Igli Tare ha cometido errores, no hay que andarse con rodeos. Algunas decisiones en el mercado de fichajes pesan mucho, sobre todo si pensamos en las inversiones en jugadores como Nkunku y Jashari, que han costado en total unos 80 millones de euros y nunca han sido realmente decisivos. En un club normal, el director deportivo también responde, y sobre todo, de esto. Pero el Milan de los últimos meses no se ha hundido solo por dos fichajes erróneos, sino por una gestión confusa, con roles poco claros, tensiones internas, una comunicación débil y una línea deportiva que nunca ha sido realmente legible.

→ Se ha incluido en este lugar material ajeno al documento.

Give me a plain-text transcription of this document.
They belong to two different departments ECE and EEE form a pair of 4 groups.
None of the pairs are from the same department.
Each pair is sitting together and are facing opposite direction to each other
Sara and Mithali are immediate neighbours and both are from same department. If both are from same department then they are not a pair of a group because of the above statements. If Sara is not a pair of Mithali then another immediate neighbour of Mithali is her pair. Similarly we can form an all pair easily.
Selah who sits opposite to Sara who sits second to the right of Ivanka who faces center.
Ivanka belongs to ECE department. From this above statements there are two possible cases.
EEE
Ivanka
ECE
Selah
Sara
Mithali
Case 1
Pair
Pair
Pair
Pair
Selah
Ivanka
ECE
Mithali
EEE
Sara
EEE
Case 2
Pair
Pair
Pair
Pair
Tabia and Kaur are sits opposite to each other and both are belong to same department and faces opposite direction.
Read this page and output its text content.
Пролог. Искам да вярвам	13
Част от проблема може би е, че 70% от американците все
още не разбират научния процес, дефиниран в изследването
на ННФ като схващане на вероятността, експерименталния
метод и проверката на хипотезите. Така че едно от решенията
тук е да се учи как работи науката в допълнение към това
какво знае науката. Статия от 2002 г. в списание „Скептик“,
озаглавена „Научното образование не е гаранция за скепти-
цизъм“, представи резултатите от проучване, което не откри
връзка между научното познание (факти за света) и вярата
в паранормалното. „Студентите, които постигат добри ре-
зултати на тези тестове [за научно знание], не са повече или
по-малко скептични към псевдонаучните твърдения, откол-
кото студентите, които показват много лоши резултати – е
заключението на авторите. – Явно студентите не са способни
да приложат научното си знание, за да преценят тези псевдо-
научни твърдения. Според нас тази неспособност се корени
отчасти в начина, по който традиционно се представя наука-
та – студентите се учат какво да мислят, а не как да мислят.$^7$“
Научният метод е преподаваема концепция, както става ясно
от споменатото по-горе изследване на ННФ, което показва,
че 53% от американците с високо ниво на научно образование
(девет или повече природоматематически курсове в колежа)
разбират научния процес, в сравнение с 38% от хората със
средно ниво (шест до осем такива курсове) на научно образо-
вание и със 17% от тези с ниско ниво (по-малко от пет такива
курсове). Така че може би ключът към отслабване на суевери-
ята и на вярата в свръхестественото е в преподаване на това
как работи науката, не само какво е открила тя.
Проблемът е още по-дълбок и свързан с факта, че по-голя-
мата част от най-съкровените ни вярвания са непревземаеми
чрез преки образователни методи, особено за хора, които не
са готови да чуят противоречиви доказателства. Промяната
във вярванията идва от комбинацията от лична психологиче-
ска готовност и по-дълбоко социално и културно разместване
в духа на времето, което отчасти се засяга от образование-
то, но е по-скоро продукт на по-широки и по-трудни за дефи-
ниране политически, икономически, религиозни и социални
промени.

La cuestión política es la siguiente: Tare corre el riesgo de convertirse en el chivo expiatorio perfecto al que entregar a la opinión pública. Un responsable visible, utilizable, sacrificable. Pero sería demasiado fácil decir que todo empieza y termina ahí. Cardinale ha dicho que se revisarán la estructura, la sección de fútbol y la forma de trabajar, junto con el cuerpo técnico y el director deportivo.
Bien: entonces la evaluación debe ser real, no meramente superficial. Porque si el Milan ha echado por la borda certezas, ventaja y tranquilidad en este último mes, la responsabilidad no puede recaer únicamente en quienes se han encargado del mercado de fichajes. La pregunta, a estas alturas, sigue ahí, pesada: ¿pagará Tare solo por sus errores o también para encubrir los de los demás?